Они собрались, чтобы отметить двадцатилетие их совместной жизни по ходу бытовых дел. Его монашеский халат, несмотря на только лишь начало малоросской осени, по традиции был накинут на вопросительное тело и книга вложена в один из обвисших от времени и таких вот ношений, уютных карманов.
Она уже хлопотала на кухне, почти танцуя в суете, в распятом розовом переднике, между микроволновкой с включённой витриной, полуразобранным комбайном, плитой, официанткой сгустившей жарующие блюда и зависшим над всем этим вечно включённым телевизором. И запах, запах... Эта облачная «флора» всегда ассоциировалась с ней: с её вздобными тельцем и щёчками, ладненькой головкой с собранными волосами и сосредоточенным взглядом, чтобы нечего не упустить.
И вот, оставив смутные времена за окном пятого этажа, с открытой форточкой, они сели за стол, накрытый шахматной скатертью, тут же придавленной вазой, полной цветов и в цветном декупаже, обклеенным её тонкими руками вкруг стекла. За вазой последовала снедать, вино, тут же разлитое в два сверкающих праздником бокала, а за ними и разговор в атмосфере праздника со смазанными в отдалённость новостями.
- Машенька, прости меня…
- За что Жора?- она по-прежнему улыбалась, несмотря на тень его пасмурного голоса, накрывшего теперь и её сияющее лицо.
-За то, что придётся сказать тебе… - И мучимый необходимостью, толкаемой неизбежное решение ради будущего, словно поршнем от инсулинового шприца, хранимого в другом кармане, он продолжил. – Я люблю тебя как муж, мужчина, отец, брат (- необходимость стала болью, исказившей черты-) и даже им не охватить то Чувство, что живёт во мне. Я боготворю тебя. Я живу ради тебя, дрожа над тобой. Но мои гены, очищенные чистилищем этой жизни, моя одарённость, недвижимость, благосостояние и свора ублюдочных родственников, погрязших в собачьем невежестве наших дней, толкают меня на этот шаг. Жизнь немилосердна, как и мой ход разрулить эту невыносимую ситуацию вокруг меня. Город велик в своих комбинациях, вопреки нашим душам, в простоте своей, хотящих только мира, а не цивилизации. – Он вдруг устыдился того, что ему придётся произнести, покраснел и закрыл глаза. И не узнал свой голос:
- Я…я сдал свой «мужской жемчуг» в банк спермы, и на сайте, где я публикуюсь, дал объявление…

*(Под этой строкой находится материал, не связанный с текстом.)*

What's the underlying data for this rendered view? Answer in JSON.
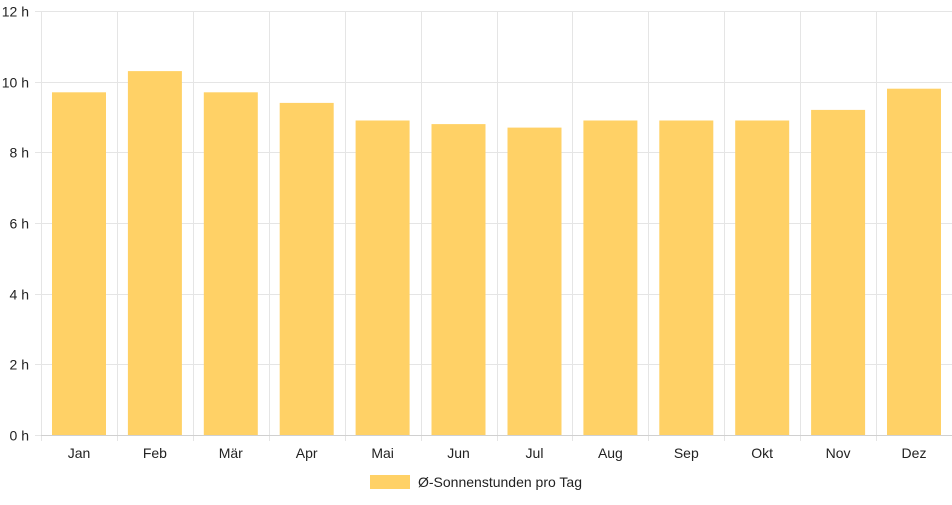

И стало тихо - как бы безветренно. Безветренно - как бы безлюдно. Безлюдно - как бы ясно и близко друг к другу. Близко друг к другу - как бы против друг друга в пустой комнате, как если бы это была Душа:
«Стало тихо, чтобы разыграть теперь и моё появление: Любовь моей никогда не увиденной матери, предопределила меня девочкой (как бы она назвала меня - «лапушкой»). Но замкнутой, волевой и умной, от никогда не увиденного мной отца биологического, живущей уж точно не в городе. Но разве в душевном поиске «своих родителей», в слепоте новой жизни я не приму это за поиск «большой любви», который устремит меня в город как на биржу? А там, если быть честной, не будет ли меня ждать Потерянность одиночества и суеты в огнях иллюзорных возможностей большого города?»
- Не знаю,…что и сказать… - Прервала тишину, присевшая на милосердный стул, Мария Александровна. Произнесла только для того, чтобы он, открыв глаза, поднял на неё своё лицо, и посмотрел на это выросшее Величие Материнства и Женщины, только Милостию своей сохранявшее подавленную фразу и очертания жены, уже очень давно сроднившиеся с бытом. Посмотрел так, словно она была Ферзем, а он в устыдившести пешкой в жизненном углу уютной кухни.